トランプ政権下では、既に駐独米軍の縮小・撤退の影響評価もなされているとも報じられている。先の障壁関税の設定に次ぐ揺さぶりの第2弾で、米国の孤立主義を更に深めるものとも観測されているが、在イスラエル大使館のエルサレム移転、中朝首脳会談、シリア反政府勢力への支援中止、イラン核合意からの脱退等を含めて鳥瞰すればトランプ大統領の構想がおぼろげながら窺い知れるのではないだろうか。それは疑いもなく米・中・露の3局鼎立によって世界の安定を目指すものと考えられるのではないだろうか。中東の石油資源地帯はロシアに渡すもののイスラエルという強固な楔を打ち込んでおくことでバランスを取り、インド洋ではインドの反中努力に期待するものの中国の勢力下に置かれることも止む無しとし、極東では韓国を含めた朝鮮半島は中国の影響下に置くものの太平洋では中国の影響を日本列島で阻止しようとするのでは無いだろうか。その一環として今回のEU首脳に対する書簡を眺めれば、EUは米露勢力の緩衝地帯としてしか考えていないとの意思表示かとも思える。トランプ大統領の世界平和完成予想図をメルカトール図上に色別すれば見事に世界を縦に3分割しており、米国の勢力範囲は経度0度~西経230度(東経130度(概ね日本を含む)内に限定しようといるように思える。万が一米国の勢力範囲西端がグアム島まで後退していれば、日本も更なる軍備強化の努力を強いられることになるのだが。
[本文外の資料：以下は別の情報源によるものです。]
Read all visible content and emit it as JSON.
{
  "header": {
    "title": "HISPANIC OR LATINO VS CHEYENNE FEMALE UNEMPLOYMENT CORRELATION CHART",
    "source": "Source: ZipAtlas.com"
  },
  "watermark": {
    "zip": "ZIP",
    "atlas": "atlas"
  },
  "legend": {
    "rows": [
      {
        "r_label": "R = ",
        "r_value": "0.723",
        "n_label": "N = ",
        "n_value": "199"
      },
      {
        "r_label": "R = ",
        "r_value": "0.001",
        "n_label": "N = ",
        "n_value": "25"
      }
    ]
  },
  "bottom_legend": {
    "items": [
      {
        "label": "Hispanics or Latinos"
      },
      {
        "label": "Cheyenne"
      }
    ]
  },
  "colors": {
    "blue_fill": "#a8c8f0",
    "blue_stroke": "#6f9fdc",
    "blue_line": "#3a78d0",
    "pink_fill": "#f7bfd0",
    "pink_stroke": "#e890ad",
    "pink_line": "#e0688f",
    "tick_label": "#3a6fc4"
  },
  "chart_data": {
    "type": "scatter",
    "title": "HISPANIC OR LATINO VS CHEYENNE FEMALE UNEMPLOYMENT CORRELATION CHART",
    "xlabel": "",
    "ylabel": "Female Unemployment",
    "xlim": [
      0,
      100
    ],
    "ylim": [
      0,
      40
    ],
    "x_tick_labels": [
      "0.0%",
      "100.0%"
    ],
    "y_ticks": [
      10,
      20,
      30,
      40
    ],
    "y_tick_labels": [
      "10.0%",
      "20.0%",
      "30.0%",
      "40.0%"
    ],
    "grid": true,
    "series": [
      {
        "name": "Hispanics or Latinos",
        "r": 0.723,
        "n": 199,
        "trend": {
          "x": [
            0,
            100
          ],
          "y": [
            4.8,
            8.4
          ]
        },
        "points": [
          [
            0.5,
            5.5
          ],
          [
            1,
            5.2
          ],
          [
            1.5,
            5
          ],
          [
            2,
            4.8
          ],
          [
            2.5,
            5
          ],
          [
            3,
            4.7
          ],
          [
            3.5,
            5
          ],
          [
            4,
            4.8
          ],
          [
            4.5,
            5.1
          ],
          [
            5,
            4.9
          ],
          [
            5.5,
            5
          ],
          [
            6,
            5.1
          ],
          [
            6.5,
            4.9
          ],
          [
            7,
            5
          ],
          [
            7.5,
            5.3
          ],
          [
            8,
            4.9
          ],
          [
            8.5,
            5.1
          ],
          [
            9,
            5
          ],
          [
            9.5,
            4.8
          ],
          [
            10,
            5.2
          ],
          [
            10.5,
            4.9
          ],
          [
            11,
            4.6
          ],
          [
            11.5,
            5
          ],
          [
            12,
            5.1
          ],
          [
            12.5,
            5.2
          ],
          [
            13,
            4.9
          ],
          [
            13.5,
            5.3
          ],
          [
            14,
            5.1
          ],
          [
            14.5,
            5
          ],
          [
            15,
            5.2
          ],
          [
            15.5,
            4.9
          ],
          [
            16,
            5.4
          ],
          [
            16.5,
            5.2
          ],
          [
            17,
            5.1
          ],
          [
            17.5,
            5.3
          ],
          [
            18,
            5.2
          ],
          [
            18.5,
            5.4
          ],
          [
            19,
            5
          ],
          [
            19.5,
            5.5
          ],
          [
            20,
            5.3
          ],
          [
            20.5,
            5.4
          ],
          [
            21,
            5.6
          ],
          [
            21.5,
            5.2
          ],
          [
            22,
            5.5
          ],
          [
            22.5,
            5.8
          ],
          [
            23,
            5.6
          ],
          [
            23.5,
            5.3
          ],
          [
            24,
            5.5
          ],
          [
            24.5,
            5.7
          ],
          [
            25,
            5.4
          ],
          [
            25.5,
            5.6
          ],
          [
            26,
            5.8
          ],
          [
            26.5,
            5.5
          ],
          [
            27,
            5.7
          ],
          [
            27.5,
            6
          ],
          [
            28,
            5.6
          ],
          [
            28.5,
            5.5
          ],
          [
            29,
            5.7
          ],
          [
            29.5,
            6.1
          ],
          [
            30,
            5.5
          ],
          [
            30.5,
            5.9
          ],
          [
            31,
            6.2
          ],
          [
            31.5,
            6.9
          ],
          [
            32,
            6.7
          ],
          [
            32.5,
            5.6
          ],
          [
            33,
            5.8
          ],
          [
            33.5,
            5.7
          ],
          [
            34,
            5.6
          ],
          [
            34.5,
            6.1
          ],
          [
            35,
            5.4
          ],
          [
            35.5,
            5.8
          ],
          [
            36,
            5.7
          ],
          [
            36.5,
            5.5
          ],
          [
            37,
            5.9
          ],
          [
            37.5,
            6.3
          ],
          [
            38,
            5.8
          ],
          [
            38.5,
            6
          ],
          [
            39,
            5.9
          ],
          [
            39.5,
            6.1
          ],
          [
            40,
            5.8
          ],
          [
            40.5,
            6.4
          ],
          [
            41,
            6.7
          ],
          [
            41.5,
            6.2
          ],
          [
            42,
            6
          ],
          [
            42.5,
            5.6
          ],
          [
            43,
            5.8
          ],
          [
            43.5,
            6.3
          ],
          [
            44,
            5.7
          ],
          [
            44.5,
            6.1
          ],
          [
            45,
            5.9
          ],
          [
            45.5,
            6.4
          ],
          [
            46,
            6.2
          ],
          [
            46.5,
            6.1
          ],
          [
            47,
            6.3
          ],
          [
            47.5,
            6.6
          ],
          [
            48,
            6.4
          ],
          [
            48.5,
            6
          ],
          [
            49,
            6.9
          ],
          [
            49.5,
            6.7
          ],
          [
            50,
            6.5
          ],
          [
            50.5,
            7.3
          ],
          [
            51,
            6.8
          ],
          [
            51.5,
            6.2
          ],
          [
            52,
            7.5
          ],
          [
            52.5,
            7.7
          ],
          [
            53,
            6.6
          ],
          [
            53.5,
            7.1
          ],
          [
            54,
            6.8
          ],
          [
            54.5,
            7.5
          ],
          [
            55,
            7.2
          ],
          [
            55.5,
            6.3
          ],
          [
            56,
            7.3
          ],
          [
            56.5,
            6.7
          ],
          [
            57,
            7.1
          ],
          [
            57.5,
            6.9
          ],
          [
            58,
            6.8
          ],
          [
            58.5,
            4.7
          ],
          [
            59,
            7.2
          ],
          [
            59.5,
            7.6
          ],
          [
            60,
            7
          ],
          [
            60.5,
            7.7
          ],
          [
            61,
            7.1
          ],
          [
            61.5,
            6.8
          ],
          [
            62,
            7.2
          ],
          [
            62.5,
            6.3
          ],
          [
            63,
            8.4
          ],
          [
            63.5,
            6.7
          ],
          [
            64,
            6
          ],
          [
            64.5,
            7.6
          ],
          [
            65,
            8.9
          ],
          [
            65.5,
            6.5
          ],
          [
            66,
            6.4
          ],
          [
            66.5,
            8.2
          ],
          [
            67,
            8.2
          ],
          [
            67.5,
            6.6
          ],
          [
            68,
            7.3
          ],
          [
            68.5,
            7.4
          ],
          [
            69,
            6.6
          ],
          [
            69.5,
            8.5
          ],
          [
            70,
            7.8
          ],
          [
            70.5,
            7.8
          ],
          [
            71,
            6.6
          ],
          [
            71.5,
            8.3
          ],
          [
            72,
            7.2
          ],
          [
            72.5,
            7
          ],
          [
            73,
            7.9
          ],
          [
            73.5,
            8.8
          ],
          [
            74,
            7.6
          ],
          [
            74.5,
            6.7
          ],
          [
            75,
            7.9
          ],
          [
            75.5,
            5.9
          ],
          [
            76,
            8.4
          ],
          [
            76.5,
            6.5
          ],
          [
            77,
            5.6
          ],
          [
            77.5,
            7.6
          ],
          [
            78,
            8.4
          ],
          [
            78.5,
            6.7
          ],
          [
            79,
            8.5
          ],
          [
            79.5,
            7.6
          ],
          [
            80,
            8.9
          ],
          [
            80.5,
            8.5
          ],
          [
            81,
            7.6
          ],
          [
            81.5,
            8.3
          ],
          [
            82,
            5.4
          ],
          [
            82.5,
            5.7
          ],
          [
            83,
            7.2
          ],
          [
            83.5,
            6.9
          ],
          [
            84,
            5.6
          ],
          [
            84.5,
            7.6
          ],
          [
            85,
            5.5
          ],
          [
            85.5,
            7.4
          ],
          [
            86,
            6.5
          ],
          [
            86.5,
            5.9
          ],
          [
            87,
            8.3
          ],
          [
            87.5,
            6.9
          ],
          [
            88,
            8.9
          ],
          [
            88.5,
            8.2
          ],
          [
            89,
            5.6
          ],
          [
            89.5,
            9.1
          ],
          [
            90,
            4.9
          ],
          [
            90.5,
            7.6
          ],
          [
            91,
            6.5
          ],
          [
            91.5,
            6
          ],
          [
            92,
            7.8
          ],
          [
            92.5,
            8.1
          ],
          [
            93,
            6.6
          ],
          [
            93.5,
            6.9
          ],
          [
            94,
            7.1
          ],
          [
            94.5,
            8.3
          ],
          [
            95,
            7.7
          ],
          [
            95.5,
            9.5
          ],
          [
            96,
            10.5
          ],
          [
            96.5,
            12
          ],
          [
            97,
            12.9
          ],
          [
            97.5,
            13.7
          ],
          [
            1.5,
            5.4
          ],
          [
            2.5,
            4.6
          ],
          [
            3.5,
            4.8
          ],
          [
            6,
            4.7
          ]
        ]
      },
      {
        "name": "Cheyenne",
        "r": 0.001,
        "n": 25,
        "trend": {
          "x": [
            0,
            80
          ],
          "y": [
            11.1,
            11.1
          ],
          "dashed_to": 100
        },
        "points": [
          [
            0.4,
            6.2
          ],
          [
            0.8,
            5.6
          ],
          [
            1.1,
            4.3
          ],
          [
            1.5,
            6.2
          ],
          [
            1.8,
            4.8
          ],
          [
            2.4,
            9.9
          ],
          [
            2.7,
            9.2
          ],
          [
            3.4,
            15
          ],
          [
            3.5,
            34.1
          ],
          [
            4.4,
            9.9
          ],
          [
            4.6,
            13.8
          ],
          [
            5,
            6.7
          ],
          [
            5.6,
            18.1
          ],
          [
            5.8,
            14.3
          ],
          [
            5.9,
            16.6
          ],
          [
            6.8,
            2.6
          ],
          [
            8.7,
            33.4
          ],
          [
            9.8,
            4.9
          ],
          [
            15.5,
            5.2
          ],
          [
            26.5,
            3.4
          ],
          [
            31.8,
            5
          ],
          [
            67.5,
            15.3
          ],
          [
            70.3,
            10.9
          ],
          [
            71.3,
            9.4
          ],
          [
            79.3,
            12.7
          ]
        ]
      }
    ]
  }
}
国際関係を律するものは古くは人種であり宗教であり、近年は資本主義と共産主義というイデオロギーであったように思うが、トランプ大統領の度量衡の全ては$であり、過去の友好・軍事条約等を含む「全てのしがらみ」も$に換算して清算したいようである。一時期に日本で持て囃された「しがらみからの脱却」も、こと世界規模で行われるならば希望の党の分裂どころではないが、このブログが杞憂で的外れなものであることを祈るのみである。